If you want to up your cake game, say no to boring buttercream! This chocolate fudge icing has an amazing texture – like that of a spreadable fudge! It might be a little hard to imagine but once you taste it you will know what I mean. It’s pretty special. The unique texture is all thanks to a surprise ingredient… Egg! It may sound a little strange but it does something magical to the chocolate.

The fudgy texture doesn’t lend itself well to piping, but is absolutely perfect for spreading onto a classic chocolate cake, brownies or cupcakes.

(enough to fill and ice 1 x 23cm double layer cake)

140g milk chocolate*
60g butter
1 large egg, beaten
150g icing sugar, sifted


  • Melt the chocolate and butter together in a heatproof bowl over a pan of simmering water.

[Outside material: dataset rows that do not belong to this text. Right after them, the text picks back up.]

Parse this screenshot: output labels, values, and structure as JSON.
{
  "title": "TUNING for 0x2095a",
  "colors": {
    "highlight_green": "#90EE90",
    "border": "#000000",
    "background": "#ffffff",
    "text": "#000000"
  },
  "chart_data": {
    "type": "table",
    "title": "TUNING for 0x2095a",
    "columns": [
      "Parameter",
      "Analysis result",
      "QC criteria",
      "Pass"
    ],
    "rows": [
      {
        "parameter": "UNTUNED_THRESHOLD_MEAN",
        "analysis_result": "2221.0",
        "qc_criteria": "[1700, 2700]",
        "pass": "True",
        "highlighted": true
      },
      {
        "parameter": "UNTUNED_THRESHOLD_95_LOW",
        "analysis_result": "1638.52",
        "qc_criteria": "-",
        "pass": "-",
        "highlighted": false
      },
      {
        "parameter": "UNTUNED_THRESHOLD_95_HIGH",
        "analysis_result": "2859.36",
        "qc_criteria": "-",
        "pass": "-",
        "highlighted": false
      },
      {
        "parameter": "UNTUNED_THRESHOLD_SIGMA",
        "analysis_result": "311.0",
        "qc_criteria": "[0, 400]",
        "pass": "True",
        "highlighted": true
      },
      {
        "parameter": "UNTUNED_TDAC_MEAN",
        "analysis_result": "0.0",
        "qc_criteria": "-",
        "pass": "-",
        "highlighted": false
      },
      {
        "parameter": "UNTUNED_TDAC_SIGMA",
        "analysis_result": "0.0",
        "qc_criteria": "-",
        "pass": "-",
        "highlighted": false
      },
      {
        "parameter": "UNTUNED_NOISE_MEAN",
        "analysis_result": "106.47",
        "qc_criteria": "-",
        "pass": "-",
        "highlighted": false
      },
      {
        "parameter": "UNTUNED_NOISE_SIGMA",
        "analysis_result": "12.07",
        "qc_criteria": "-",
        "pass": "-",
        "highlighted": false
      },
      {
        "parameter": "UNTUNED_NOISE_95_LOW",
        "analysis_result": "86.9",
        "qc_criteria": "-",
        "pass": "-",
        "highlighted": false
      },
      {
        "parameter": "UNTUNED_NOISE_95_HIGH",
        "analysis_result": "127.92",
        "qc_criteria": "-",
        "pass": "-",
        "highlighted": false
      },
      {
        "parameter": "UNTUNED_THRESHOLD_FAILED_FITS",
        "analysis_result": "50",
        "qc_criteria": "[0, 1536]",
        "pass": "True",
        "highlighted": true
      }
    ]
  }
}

Do not allow the hot water to touch the bowl or the mixture may burn.
  • Stir occasionally until melted and smooth.
  • Allow to cool for about 15 minutes. The mixture must still be warm but not hot.
  • Mix in the beaten egg. Beat very well.
  • Lastly beat in the icing sugar until smooth.
  • Allow to cool to room temperature (and no more or it will be hard to spread), then use to spread over your chocolate cake.

*For a richer icing you can use half milk and half dark chocolate.